Anak perempuan dengan senang menyambutnya, anak laki-laki, tentu saja dengan kesal. Merasa tambah banyak saingan untuk mendapatkan pacar karena wajahnya yang menarik. Aku sendiri tidak peduli dengan hal itu. Ada saingan atau tidak pun, tetap tidak ada anak perempuan yang akan tertarik dengan anak pendiam yang aneh.
Kelas kami yang berisi tiga puluh murid sudah sangat pas. Lima kesamping, dan enam kebelakang. Tidak ada tempat duduk untuk anak baru itu. Jadi, Pak Guru mengambilkan satu meja dan kursi dari gudang sekolah lalu menaruhnya di paling belakang pojok kanan. Sialnya, tempat yang di duduki anak itu adalah belakang tempat dudukku.
Saat anak itu berjalan ke tempat duduknya, aku hanya memandang keluar. Memandang jendela dari lantai empat ini.
Pak Guru mulai menerangkan pelajaran didepan. Aku memperhatikan Pak Guru dengan serius sambil beberapa kali mencatat hal yang penting. Lalu, tiba-tiba anak itu mencolek pundakku. Aku memandang ke belakang dan melihat dia. Dia sedang tersenyum sambil berbisik, "Siapa namamu?" Aku menjawab sesingkat mungkin karena takut ketahuan oleh Pak Guru. "Seo In Guk." Jawabku.
Dan sejak saat itu, kami menjadi sahabat karib.

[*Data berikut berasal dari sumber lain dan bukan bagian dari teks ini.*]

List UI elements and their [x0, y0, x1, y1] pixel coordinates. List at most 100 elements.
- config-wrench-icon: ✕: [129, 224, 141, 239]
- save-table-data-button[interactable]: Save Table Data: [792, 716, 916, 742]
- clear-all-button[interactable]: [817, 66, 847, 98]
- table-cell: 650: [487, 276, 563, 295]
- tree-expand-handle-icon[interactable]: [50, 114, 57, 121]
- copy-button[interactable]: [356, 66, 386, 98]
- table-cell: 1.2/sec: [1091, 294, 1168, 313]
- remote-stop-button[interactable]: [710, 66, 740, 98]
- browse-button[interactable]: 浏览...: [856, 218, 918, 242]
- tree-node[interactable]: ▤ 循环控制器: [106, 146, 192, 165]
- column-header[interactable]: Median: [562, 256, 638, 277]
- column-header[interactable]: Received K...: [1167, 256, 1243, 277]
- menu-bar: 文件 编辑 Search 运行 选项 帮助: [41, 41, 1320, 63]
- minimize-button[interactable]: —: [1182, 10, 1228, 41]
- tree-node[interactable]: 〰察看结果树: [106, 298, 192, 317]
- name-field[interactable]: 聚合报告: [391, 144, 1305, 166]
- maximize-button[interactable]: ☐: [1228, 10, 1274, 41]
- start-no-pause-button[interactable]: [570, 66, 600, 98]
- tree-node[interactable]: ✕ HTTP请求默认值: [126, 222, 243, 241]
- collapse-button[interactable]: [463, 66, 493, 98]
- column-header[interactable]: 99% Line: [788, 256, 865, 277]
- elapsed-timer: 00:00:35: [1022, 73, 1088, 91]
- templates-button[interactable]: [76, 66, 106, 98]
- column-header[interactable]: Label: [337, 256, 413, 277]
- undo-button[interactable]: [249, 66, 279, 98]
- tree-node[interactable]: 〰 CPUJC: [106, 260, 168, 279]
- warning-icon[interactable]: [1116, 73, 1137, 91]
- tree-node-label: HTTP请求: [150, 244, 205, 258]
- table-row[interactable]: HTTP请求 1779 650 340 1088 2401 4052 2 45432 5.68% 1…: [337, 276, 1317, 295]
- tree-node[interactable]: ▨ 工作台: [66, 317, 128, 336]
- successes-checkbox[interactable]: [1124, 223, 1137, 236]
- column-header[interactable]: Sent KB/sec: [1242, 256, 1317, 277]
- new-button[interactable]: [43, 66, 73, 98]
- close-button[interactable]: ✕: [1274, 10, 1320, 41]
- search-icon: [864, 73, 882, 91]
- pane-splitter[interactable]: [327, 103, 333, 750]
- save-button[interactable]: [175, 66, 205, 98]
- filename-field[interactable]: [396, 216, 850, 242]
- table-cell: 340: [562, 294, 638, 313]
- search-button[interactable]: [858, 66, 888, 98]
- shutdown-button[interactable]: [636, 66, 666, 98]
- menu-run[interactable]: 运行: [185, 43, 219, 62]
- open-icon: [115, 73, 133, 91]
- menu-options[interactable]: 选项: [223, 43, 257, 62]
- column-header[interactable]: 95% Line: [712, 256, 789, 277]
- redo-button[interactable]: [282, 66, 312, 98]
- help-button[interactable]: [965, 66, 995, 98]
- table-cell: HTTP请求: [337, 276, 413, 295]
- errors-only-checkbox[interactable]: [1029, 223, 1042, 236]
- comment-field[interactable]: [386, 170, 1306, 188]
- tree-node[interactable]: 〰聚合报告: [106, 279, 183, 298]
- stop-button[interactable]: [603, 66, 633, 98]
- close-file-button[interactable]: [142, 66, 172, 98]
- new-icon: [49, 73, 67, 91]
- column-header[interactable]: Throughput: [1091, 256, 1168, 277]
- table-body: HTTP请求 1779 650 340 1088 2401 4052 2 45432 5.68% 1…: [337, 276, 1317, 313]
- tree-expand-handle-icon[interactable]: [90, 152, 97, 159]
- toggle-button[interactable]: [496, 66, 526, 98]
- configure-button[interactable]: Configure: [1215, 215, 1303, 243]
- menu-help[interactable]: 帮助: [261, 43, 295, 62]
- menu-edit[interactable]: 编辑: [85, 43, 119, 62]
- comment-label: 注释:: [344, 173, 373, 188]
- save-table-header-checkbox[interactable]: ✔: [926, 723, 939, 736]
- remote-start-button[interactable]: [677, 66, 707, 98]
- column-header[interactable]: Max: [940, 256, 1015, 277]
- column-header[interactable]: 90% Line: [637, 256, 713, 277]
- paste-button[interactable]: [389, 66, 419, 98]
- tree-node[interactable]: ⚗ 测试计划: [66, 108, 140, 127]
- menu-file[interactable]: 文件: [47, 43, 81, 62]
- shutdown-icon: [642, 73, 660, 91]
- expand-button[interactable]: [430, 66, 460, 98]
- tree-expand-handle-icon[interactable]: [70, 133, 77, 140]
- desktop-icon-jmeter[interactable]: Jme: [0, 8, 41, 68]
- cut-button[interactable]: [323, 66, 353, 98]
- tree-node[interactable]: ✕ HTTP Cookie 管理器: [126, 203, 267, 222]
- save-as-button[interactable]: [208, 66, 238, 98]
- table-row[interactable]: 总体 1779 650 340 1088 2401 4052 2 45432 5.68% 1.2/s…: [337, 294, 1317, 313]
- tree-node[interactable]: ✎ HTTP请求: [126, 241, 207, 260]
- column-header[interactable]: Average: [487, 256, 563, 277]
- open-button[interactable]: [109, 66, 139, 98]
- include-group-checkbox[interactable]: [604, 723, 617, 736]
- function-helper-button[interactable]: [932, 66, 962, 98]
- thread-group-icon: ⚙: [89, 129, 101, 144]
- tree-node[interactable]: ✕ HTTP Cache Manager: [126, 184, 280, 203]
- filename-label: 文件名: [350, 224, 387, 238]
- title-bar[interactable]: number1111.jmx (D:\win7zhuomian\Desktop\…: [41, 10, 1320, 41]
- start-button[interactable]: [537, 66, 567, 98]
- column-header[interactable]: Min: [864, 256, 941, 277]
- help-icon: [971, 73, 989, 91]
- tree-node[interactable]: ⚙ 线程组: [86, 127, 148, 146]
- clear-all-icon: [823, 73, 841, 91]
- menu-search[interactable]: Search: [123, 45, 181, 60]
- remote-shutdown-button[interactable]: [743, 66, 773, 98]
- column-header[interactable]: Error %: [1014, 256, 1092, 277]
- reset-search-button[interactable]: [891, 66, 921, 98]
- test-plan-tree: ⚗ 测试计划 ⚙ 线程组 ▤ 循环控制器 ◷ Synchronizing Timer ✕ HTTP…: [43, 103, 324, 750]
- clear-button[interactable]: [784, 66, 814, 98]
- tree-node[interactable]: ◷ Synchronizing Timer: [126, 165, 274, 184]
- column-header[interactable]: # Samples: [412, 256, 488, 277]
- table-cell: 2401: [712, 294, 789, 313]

Kami masuk sekolah yang sama dan universitas yang sama. Bahkan, walaupun kami kerja ditempat yang berbeda, kami tinggal di apartemen yang sama. Walaupun aku dan Jae Hyun sudah bisa membiayai hidup sendiri, mengapa harus repot-repot hidup sendiri jika kita punya sahabat yang bisa membantu?
Suatu hari, Jae Hyun bercerita tentang seorang gadis ditempat kerjanya. Namanya Dasom. Selama sepuluh tahun ini, kami memang sering bercerita tentang gadis yang kami sukai tapi, belum pernah aku melihat Jae Hyun sampai seperti ini. Jae Hyun benar-benar telah terjebak dengan gadis itu.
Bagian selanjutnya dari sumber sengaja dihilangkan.